Producer Sues Offset Over Unauthorized Song Use on Set It Off
A producer says Offset used “Worth It” on Set It Off without a finished deal, reigniting a federal fight over credits, fees and rights to the track.

Offset is facing a new federal lawsuit from producer Chase Dalton Rose, known professionally as ChaseTheMoney, over the track “Worth It” from his album Set It Off. The complaint says Offset used the song on the project without an agreement in place, turning a single release into a dispute over payment, ownership and control in a streaming-era business where producer credits can hinge on paperwork as much as on the beat itself.
Set It Off was released on October 13, 2023, as Offset’s second solo studio album and his first solo album since 2019’s Father of 4. “Worth It” was one of the project’s singles and featured Don Toliver, giving the track a bigger commercial profile and a higher-stakes financial fight once the album hit the market.
According to the latest complaint, ChaseTheMoney says he worked on the song with Offset in a way that would have allowed the rapper to record vocals over one of his beats, but no agreement over compensation or transfer of rights was ever executed. The lawsuit says that after the record was released and new management came in, ChaseTheMoney refused to honor the earlier arrangement and tried to renegotiate for fees far beyond industry standards under threat of litigation.
Earlier court reporting described the dispute differently from Offset’s side. Attorneys for the former Migos member have said that representatives for ChaseTheMoney, identified as Chase Rose, signed a contract before the album’s October 2023 release covering payment for his production work on “Worth It.” That account says the deal had already been finalized through ChaseTheMoney’s then-manager, J. Hill, and should not have been reopened after the fact.

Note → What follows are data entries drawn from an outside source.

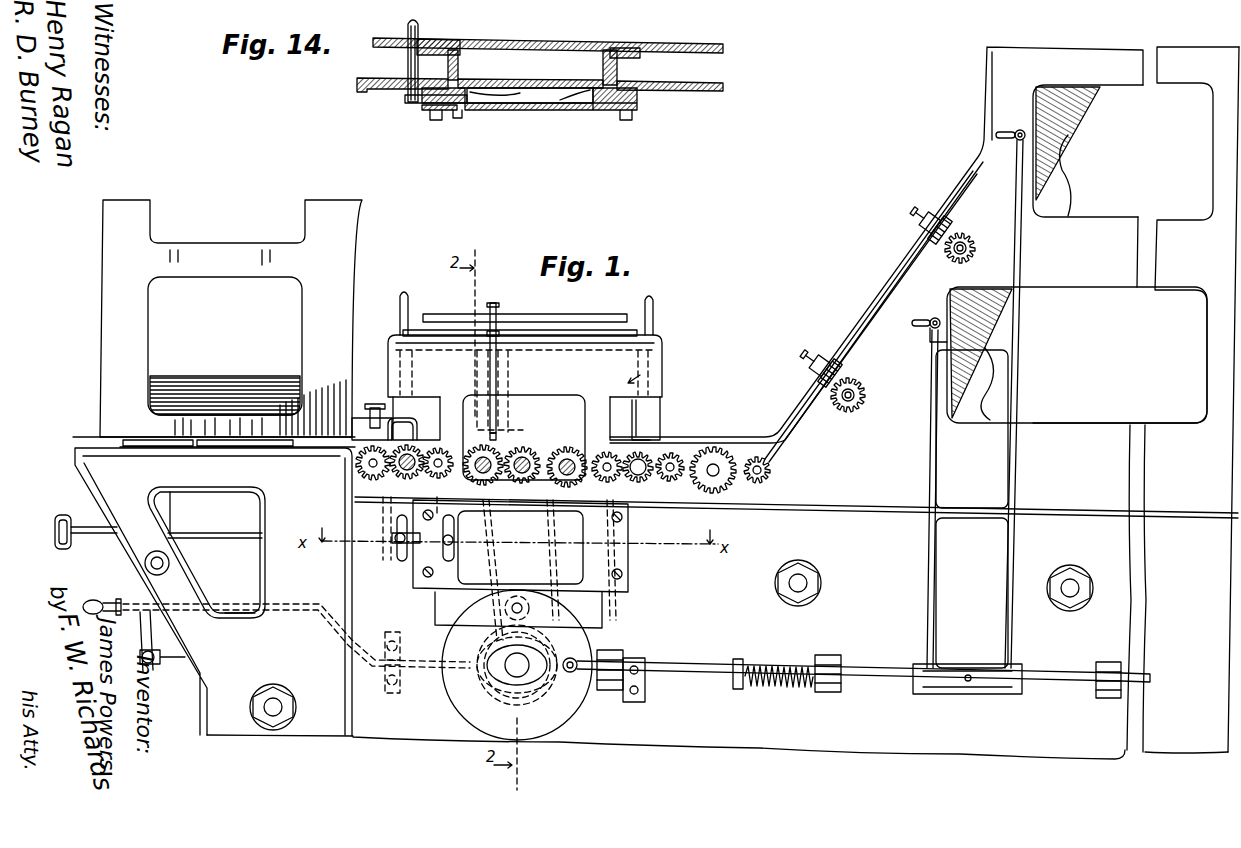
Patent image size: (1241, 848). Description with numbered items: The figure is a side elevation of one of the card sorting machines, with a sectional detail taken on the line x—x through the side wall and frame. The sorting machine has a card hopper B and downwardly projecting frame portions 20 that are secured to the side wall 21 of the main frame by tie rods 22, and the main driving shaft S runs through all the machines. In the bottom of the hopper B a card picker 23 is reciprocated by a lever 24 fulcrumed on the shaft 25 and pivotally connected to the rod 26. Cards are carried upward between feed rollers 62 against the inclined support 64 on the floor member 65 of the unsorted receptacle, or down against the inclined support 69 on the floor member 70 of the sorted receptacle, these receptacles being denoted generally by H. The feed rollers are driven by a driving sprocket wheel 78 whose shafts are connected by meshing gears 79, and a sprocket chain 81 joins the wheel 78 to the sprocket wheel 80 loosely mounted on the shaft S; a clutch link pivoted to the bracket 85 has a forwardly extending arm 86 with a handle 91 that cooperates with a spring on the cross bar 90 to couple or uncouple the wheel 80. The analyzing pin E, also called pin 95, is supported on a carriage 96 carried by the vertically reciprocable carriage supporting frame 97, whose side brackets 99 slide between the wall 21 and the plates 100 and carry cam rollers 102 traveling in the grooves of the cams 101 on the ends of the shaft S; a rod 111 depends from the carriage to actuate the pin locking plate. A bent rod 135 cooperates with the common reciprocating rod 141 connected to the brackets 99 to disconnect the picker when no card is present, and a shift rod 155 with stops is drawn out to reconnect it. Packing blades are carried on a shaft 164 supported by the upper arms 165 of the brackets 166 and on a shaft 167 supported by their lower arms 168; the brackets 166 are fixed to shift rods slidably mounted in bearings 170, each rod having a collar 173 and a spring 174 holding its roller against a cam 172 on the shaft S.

In FIG. 14, the downwardly projecting frame portion 20 is at (690, 54).
In FIG. 14, the side wall 21 is at (683, 93).
In FIG. 1, the side wall 21 is at (657, 403).
In FIG. 1, the tie rod 22 is at (1068, 623).
In FIG. 1, the card picker 23 is at (150, 449).
In FIG. 1, the lever 24 is at (163, 512).
In FIG. 1, the shaft 25 is at (145, 563).
In FIG. 1, the rod 26 is at (178, 664).
In FIG. 1, the feed roller 62 is at (828, 355).
In FIG. 1, the inclined support 64 is at (1066, 160).
In FIG. 1, the floor member 65 is at (1146, 252).
In FIG. 1, the inclined support 69 is at (985, 378).
In FIG. 1, the floor member 70 is at (1138, 425).
In FIG. 1, the driving sprocket wheel 78 is at (528, 455).
In FIG. 1, the gear 79 is at (388, 468).
In FIG. 1, the sprocket wheel 80 is at (590, 660).
In FIG. 1, the sprocket chain 81 is at (545, 541).
In FIG. 1, the bracket 85 is at (648, 680).
In FIG. 1, the forwardly extending arm 86 is at (238, 613).
In FIG. 1, the cross bar 90 is at (388, 682).
In FIG. 1, the handle 91 is at (118, 600).
In FIG. 1, the analyzing pin 95 is at (497, 416).
In FIG. 1, the carriage 96 is at (594, 331).
In FIG. 1, the carriage supporting frame 97 is at (655, 383).
In FIG. 14, the side bracket 99 is at (472, 96).
In FIG. 1, the side bracket 99 is at (442, 600).
In FIG. 14, the plate 100 is at (580, 106).
In FIG. 1, the plate 100 is at (597, 580).
In FIG. 1, the cam 101 is at (547, 725).
In FIG. 1, the cam roller 102 is at (545, 577).
In FIG. 1, the rod 111 is at (640, 413).
In FIG. 1, the bent rod 135 is at (430, 417).
In FIG. 14, the reciprocating rod 141 is at (408, 61).
In FIG. 1, the reciprocating rod 141 is at (396, 545).
In FIG. 1, the shift rod 155 is at (230, 538).
In FIG. 1, the shaft 164 is at (1020, 130).
In FIG. 1, the upper arm 165 is at (1024, 237).
In FIG. 1, the bracket 166 is at (920, 473).
In FIG. 1, the shaft 167 is at (937, 318).
In FIG. 1, the lower arm 168 is at (926, 335).
In FIG. 1, the bearing 170 is at (845, 692).
In FIG. 1, the cam 172 is at (530, 688).
In FIG. 1, the collar 173 is at (737, 692).
In FIG. 1, the spring 174 is at (780, 692).
In FIG. 1, the card hopper B is at (231, 318).
In FIG. 1, the analyzing pin E is at (494, 306).
In FIG. 1, the receptacle H is at (983, 148).
In FIG. 1, the main driving shaft S is at (508, 673).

The financial gap at the center of the case is sharp. Earlier filings said the producer’s new management sought a fee more than five times the original amount and a royalty percentage more than double what had first been discussed. Offset’s side has argued that the original arrangement was binding and that no renegotiation was warranted once the song was cleared and released.
The conflict has already cut both ways in court. In March 2025, Offset sued ChaseTheMoney in Los Angeles federal court over the same “Worth It” dispute, asking the court to declare that he had fulfilled his obligations under the agreement and to settle the contract fight. The two cases now frame the same question from opposite directions: whether a binding deal existed, and who gets paid when a beat becomes a commercial single.